The mirror holds great significance in philosophy and psychology. Our face would be the most unknown to us if it weren’t for the mirror. Often, it is used as a metaphor for self-reflection and self-awareness, which is why choosing to place a machine in a similar context is intriguing. A robot that looks at itself in the mirror does so to get to know itself, revealing animistic characteristics in the child.
The participants examined belong to the stage that Piaget defined as the concrete operational stage, when a child begins to move beyond egocentrism and to consider the perspective of others, although still with some difficulty. Therefore, it is not surprising that in many of the drawings examined, the role of the robot is that of an alter-ego onto which they project their own selves. The concrete operational phase can still reveal preoperational childish animism, which precisely involves egocentrism and anthropomorphizing every aspect of the world, not yet being able to distinguish their own point of view from that of others, including that of inanimate entities.

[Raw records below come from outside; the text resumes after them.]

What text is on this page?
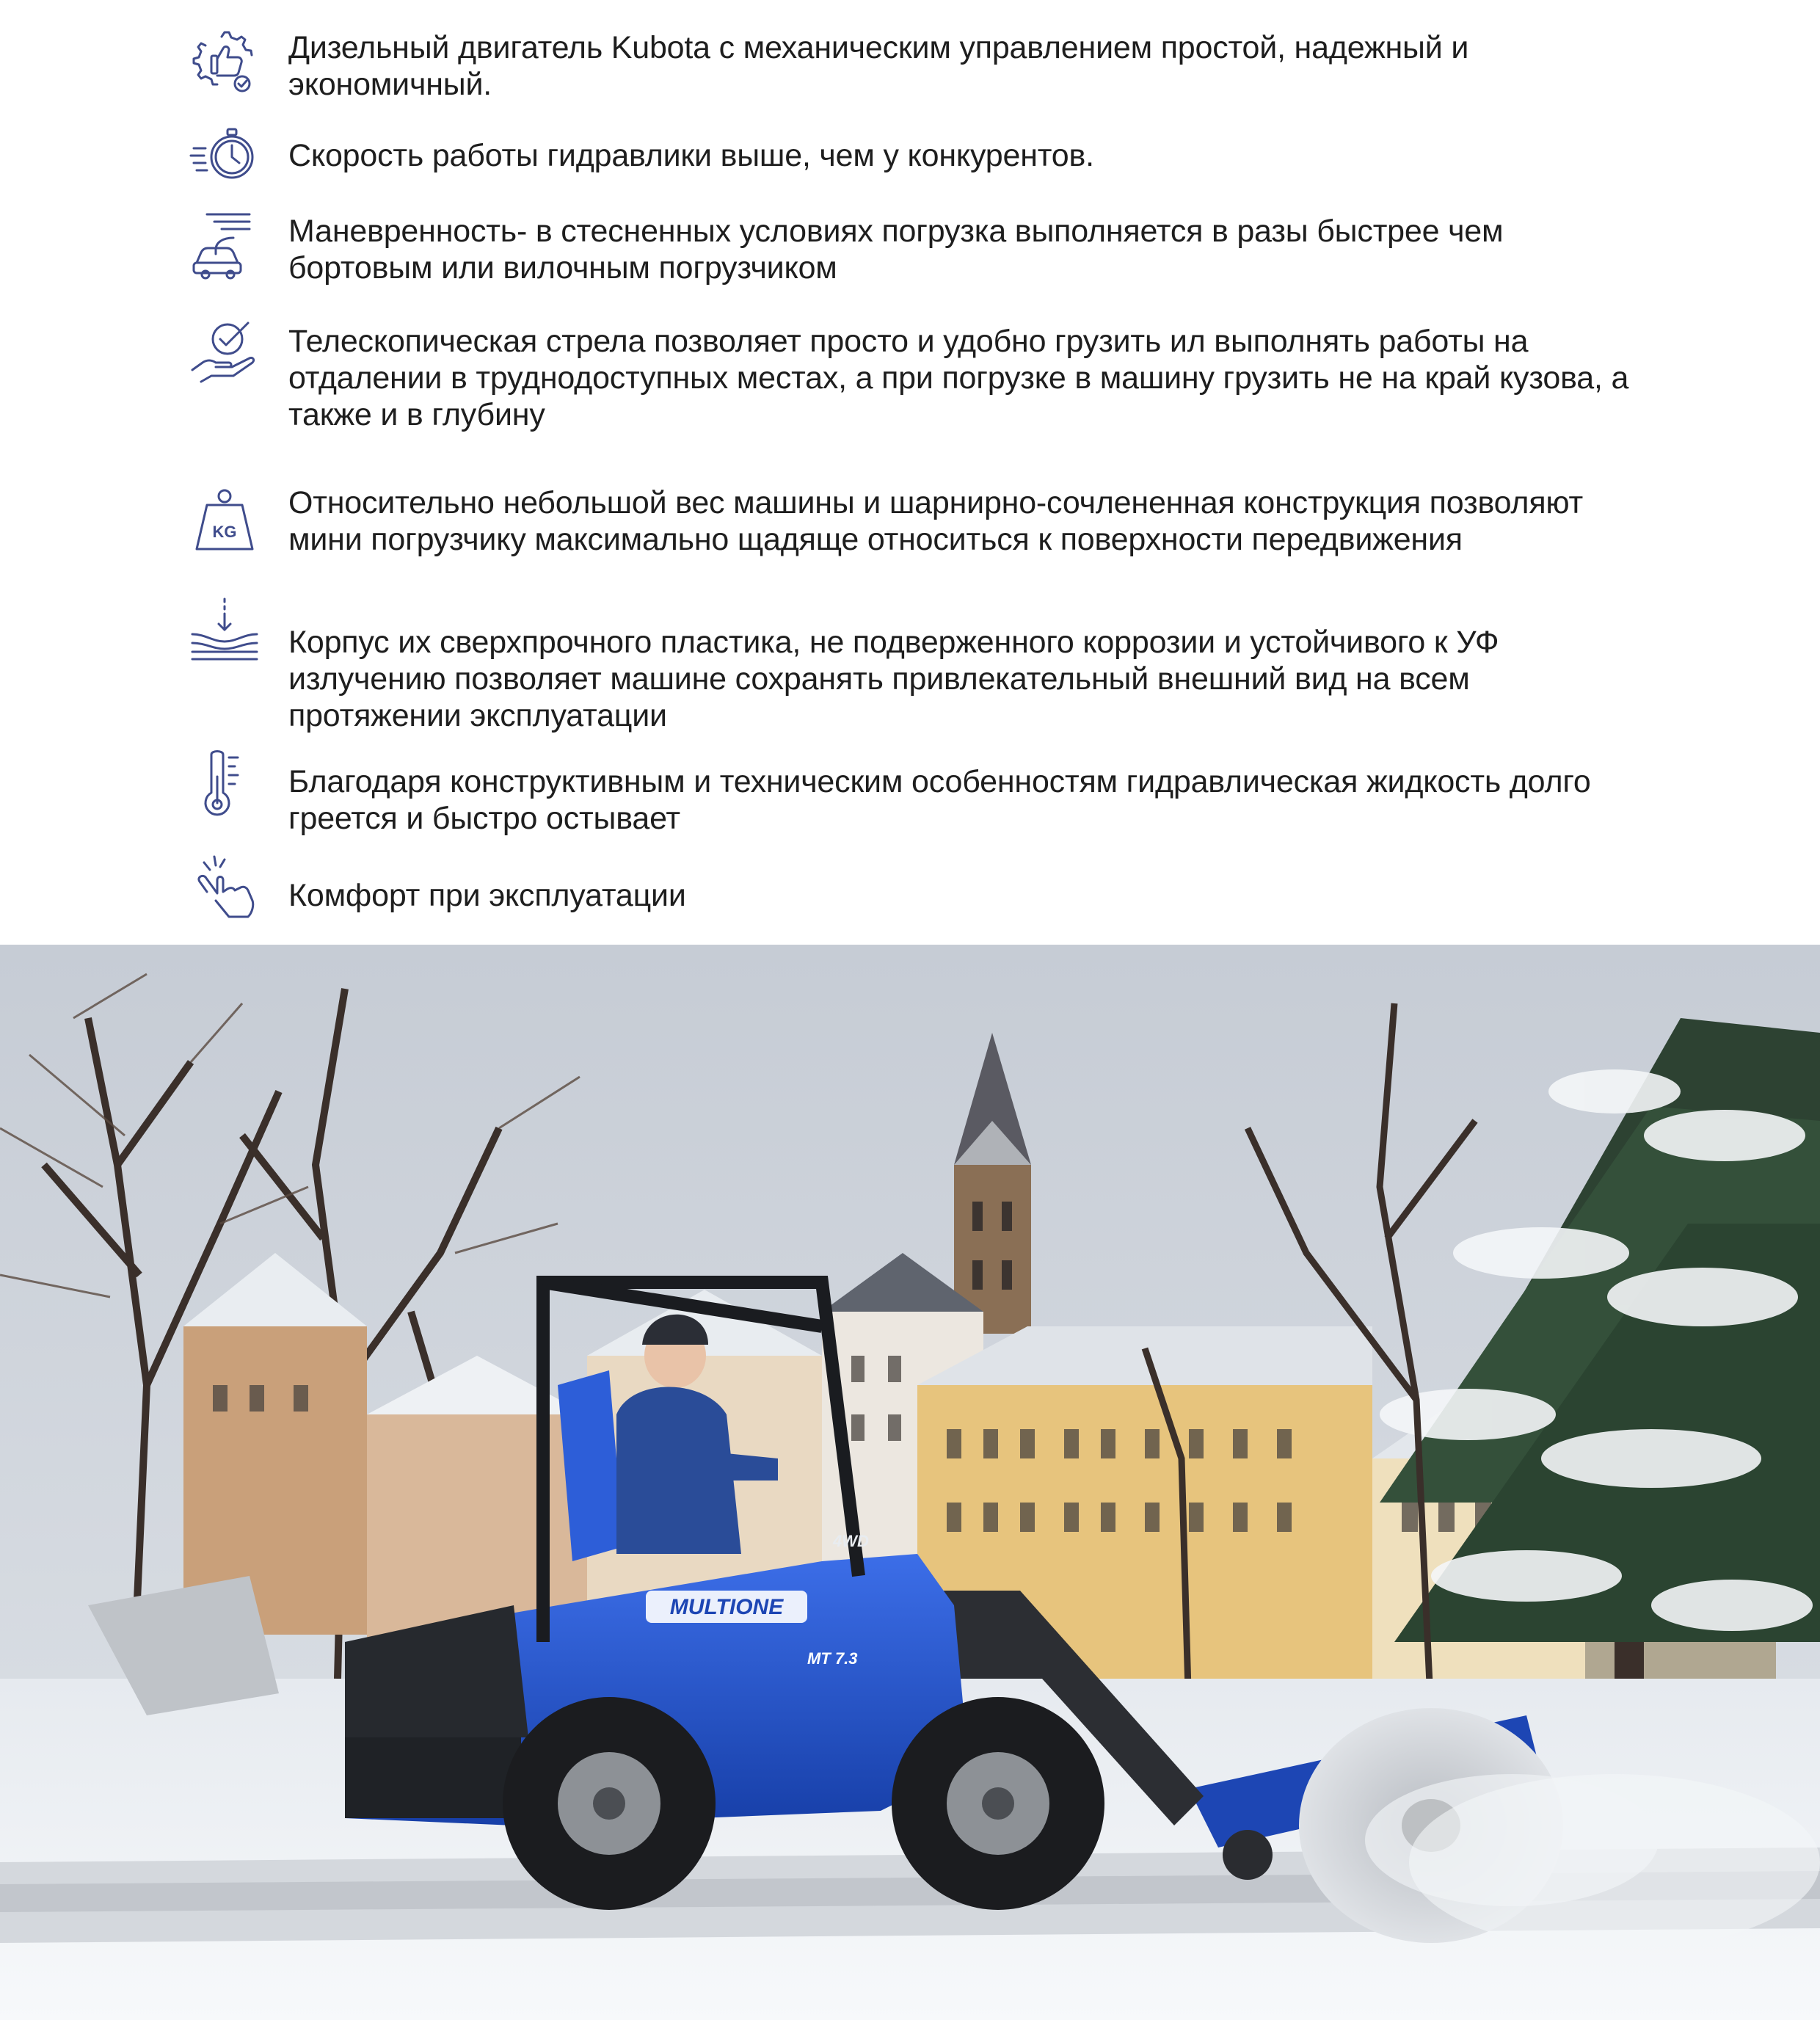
Дизельный двигатель Kubota с механическим управлением простой, надежный и экономичный.
Скорость работы гидравлики выше, чем у конкурентов.
Маневренность- в стесненных условиях погрузка выполняется в разы быстрее чем бортовым или вилочным погрузчиком
Телескопическая стрела позволяет просто и удобно грузить ил выполнять работы на отдалении в труднодоступных местах, а при погрузке в машину грузить не на край кузова, а также и в глубину
KG
Относительно небольшой вес машины и шарнирно-сочлененная конструкция позволяют мини погрузчику максимально щадяще относиться к поверхности передвижения
Корпус их сверхпрочного пластика, не подверженного коррозии и устойчивого к УФ излучению позволяет машине сохранять привлекательный внешний вид на всем протяжении эксплуатации
Благодаря конструктивным и техническим особенностям гидравлическая жидкость долго греется и быстро остывает
Комфорт при эксплуатации
MULTIONE
MT 7.3
4WD
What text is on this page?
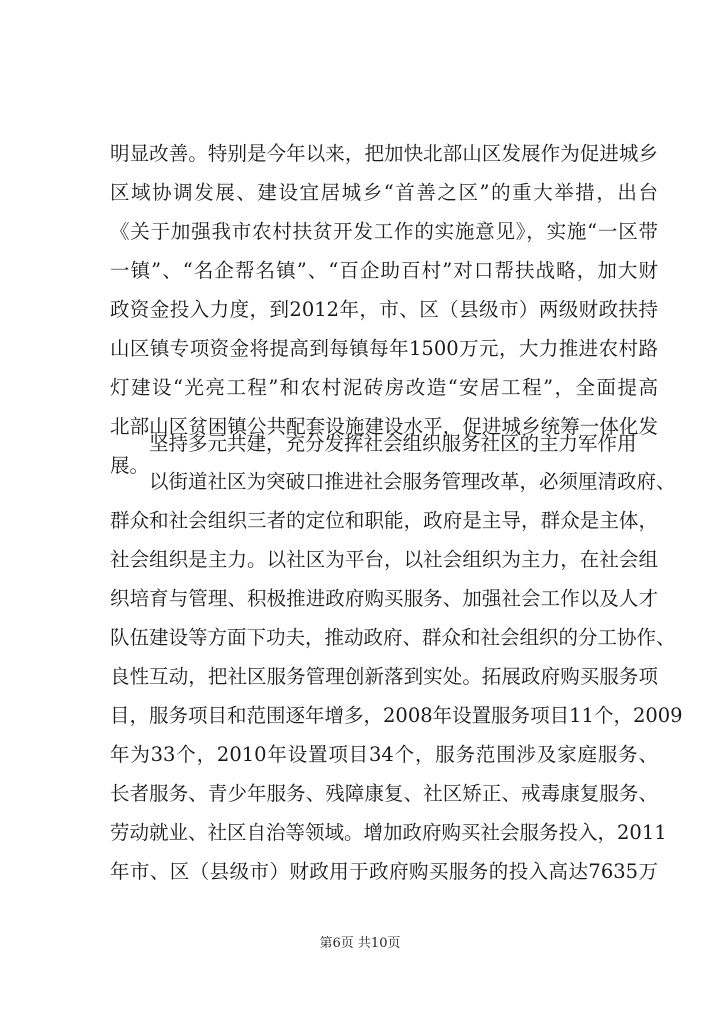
明显改善。特别是今年以来，把加快北部山区发展作为促进城乡
区域协调发展、建设宜居城乡“首善之区”的重大举措，出台
《关于加强我市农村扶贫开发工作的实施意见》，实施“一区带
一镇”、“名企帮名镇”、“百企助百村”对口帮扶战略，加大财
政资金投入力度，到2012年，市、区（县级市）两级财政扶持
山区镇专项资金将提高到每镇每年1500万元，大力推进农村路
灯建设“光亮工程”和农村泥砖房改造“安居工程”，全面提高
北部山区贫困镇公共配套设施建设水平，促进城乡统筹一体化发
展。
坚持多元共建，充分发挥社会组织服务社区的主力军作用
以街道社区为突破口推进社会服务管理改革，必须厘清政府、
群众和社会组织三者的定位和职能，政府是主导，群众是主体，
社会组织是主力。以社区为平台，以社会组织为主力，在社会组
织培育与管理、积极推进政府购买服务、加强社会工作以及人才
队伍建设等方面下功夫，推动政府、群众和社会组织的分工协作、
良性互动，把社区服务管理创新落到实处。拓展政府购买服务项
目，服务项目和范围逐年增多，2008年设置服务项目11个，2009
年为33个，2010年设置项目34个，服务范围涉及家庭服务、
长者服务、青少年服务、残障康复、社区矫正、戒毒康复服务、
劳动就业、社区自治等领域。增加政府购买社会服务投入，2011
年市、区（县级市）财政用于政府购买服务的投入高达7635万
第6页 共10页
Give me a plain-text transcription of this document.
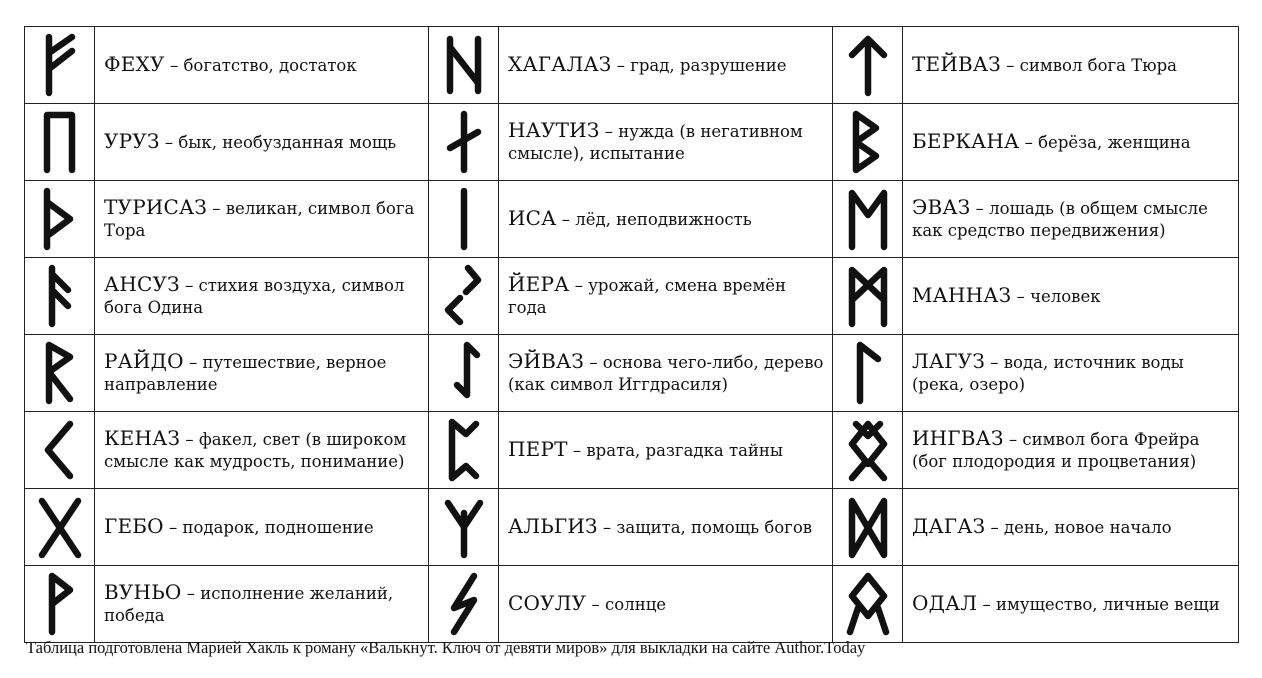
	ФЕХУ – богатство, достаток		ХАГАЛАЗ – град, разрушение		ТЕЙВАЗ – символ бога Тюра

	УРУЗ – бык, необузданная мощь		НАУТИЗ – нужда (в негативном смысле), испытание		БЕРКАНА – берёза, женщина

	ТУРИСАЗ – великан, символ бога Тора		ИСА – лёд, неподвижность		ЭВАЗ – лошадь (в общем смысле как средство передвижения)

	АНСУЗ – стихия воздуха, символ бога Одина		ЙЕРА – урожай, смена времён года		МАННАЗ – человек

	РАЙДО – путешествие, верное направление		ЭЙВАЗ – основа чего-либо, дерево (как символ Иггдрасиля)		ЛАГУЗ – вода, источник воды (река, озеро)

	КЕНАЗ – факел, свет (в широком смысле как мудрость, понимание)		ПЕРТ – врата, разгадка тайны		ИНГВАЗ – символ бога Фрейра (бог плодородия и процветания)

	ГЕБО – подарок, подношение		АЛЬГИЗ – защита, помощь богов		ДАГАЗ – день, новое начало

	ВУНЬО – исполнение желаний, победа		СОУЛУ – солнце		ОДАЛ – имущество, личные вещи
Таблица подготовлена Марией Хакль к роману «Валькнут. Ключ от девяти миров» для выкладки на сайте Author.Today
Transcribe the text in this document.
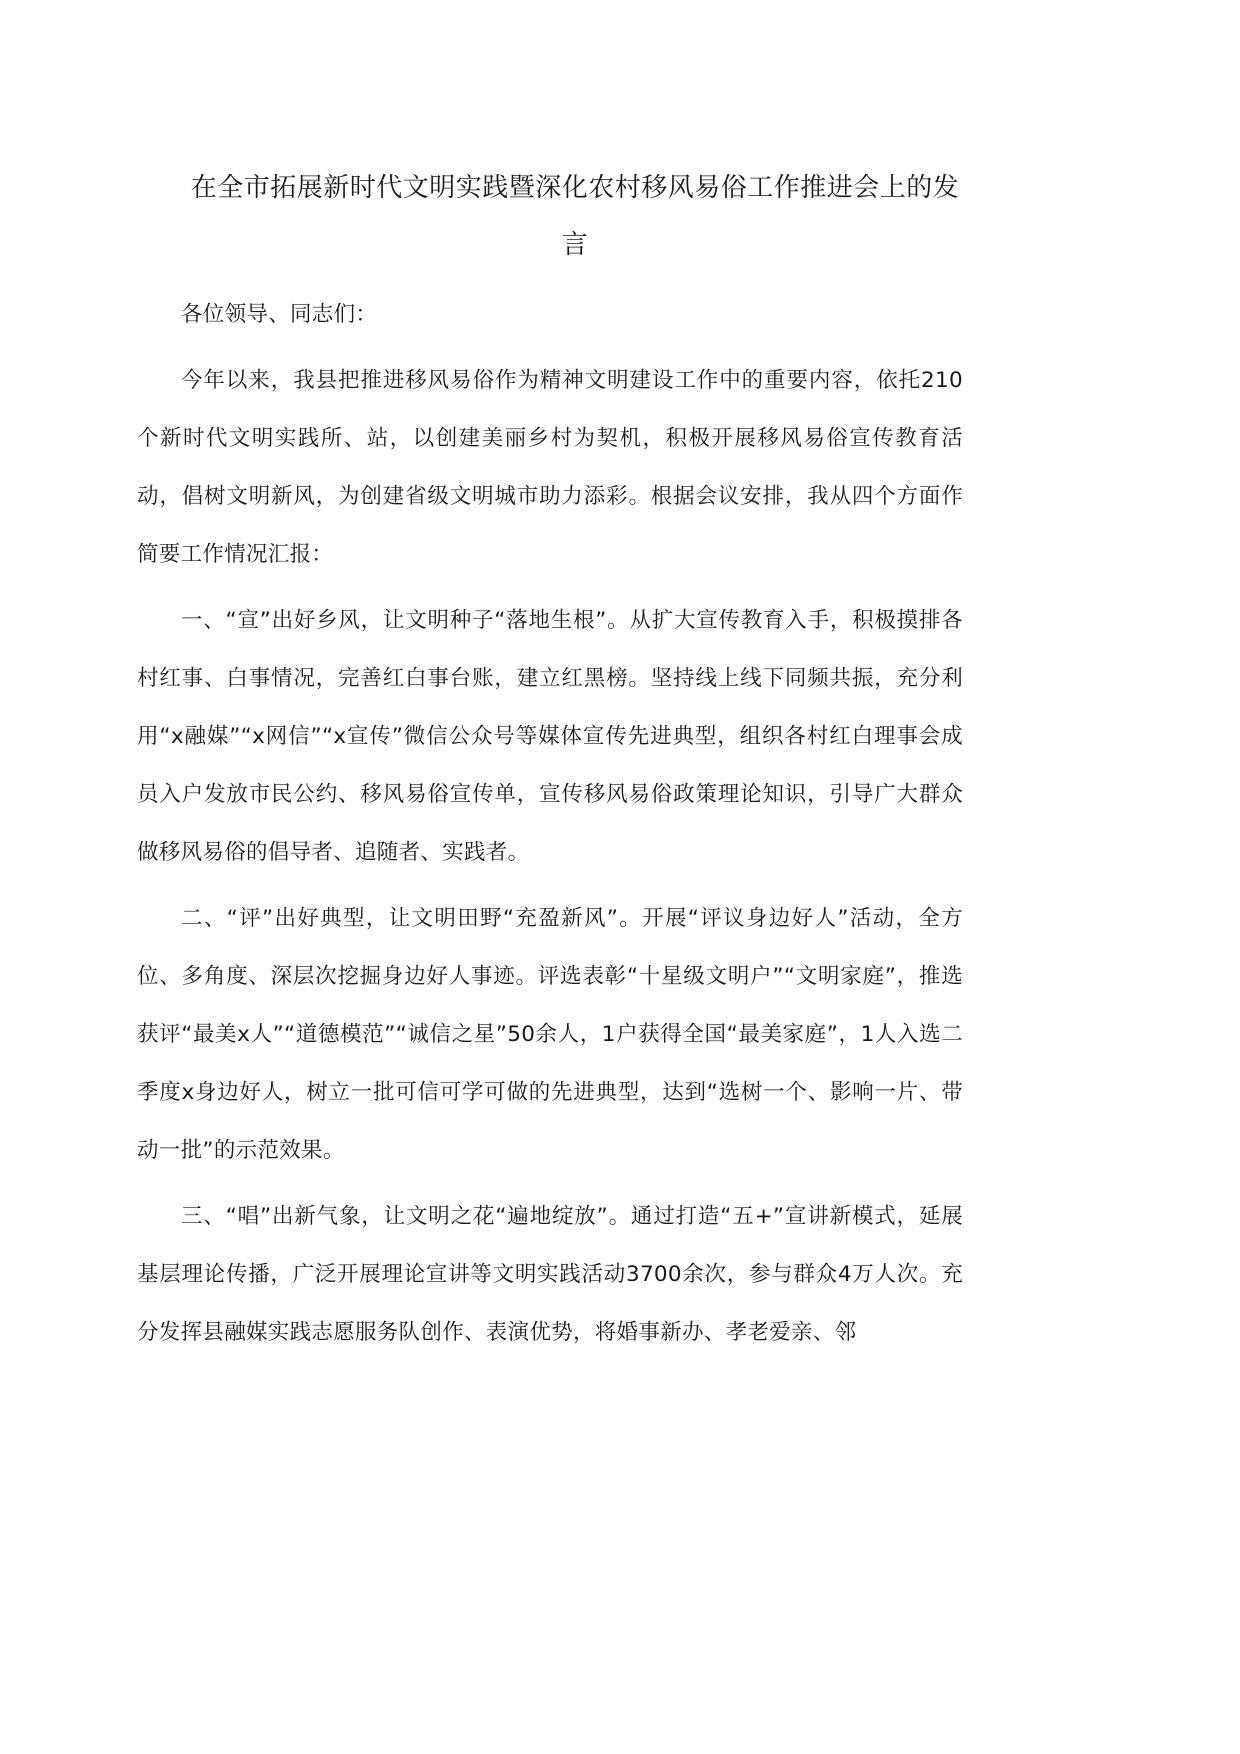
在全市拓展新时代文明实践暨深化农村移风易俗工作推进会上的发言

各位领导、同志们：

今年以来，我县把推进移风易俗作为精神文明建设工作中的重要内容，依托210个新时代文明实践所、站，以创建美丽乡村为契机，积极开展移风易俗宣传教育活动，倡树文明新风，为创建省级文明城市助力添彩。根据会议安排，我从四个方面作简要工作情况汇报：

一、“宣”出好乡风，让文明种子“落地生根”。从扩大宣传教育入手，积极摸排各村红事、白事情况，完善红白事台账，建立红黑榜。坚持线上线下同频共振，充分利用“x融媒”“x网信”“x宣传”微信公众号等媒体宣传先进典型，组织各村红白理事会成员入户发放市民公约、移风易俗宣传单，宣传移风易俗政策理论知识，引导广大群众做移风易俗的倡导者、追随者、实践者。

二、“评”出好典型，让文明田野“充盈新风”。开展“评议身边好人”活动，全方位、多角度、深层次挖掘身边好人事迹。评选表彰“十星级文明户”“文明家庭”，推选获评“最美x人”“道德模范”“诚信之星”50余人，1户获得全国“最美家庭”，1人入选二季度x身边好人，树立一批可信可学可做的先进典型，达到“选树一个、影响一片、带动一批”的示范效果。

三、“唱”出新气象，让文明之花“遍地绽放”。通过打造“五+”宣讲新模式，延展基层理论传播，广泛开展理论宣讲等文明实践活动3700余次，参与群众4万人次。充分发挥县融媒实践志愿服务队创作、表演优势，将婚事新办、孝老爱亲、邻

The mirror is a technology capable of fostering self-awareness, influencing self-esteem, and promoting body acceptance. It’s not coincidental that it is used in psychotherapy as a technique to address body dysmorphic disorder and to develop empathy. When a person sits in front of a mirror, they can imagine seeing themselves reflected in the eyes of others, thus stimulating emotional understanding and awareness of others’ emotions. So, yes, there is infantile egocentrism, but in its later stages when there are initial attempts to see things from another’s perspective, albeit with limitations.
Additionally, the robot assumes a role similar to that of a puppet, a transitional object onto which the child projects fears and experiences, separating them. In many ways, it acts as a Jungian Shadow. It’s not coincidental that the mirror serves a similar purpose. Observing one’s reflection means coming to terms with one’s alter ego and its disturbing aspects, thus also becoming aware of them.
The robot necessarily takes center stage in the drawn scene, and the child wants to be at the center as well. Therefore, it’s not abnormal for them to want to recognize themselves and make the robot engage in activities that they themselves would normally do or wish to do. In this case, it’s a way to take advantage of the fiction of drawing, play, and the robot to behave as a rebel; but we will discuss this further in another article…
Conclusion
From this, it becomes clear why noticing this recurrence in children’s drawings is exceedingly interesting. The robot is alive, can become self-aware; it is an alter ego, and the child empathizes with the machine. Robots, then, represent the shadow, the double. When they scare us, they suggest that these fears are terrors towards what we do not accept in ourselves and thus project onto others, including objects.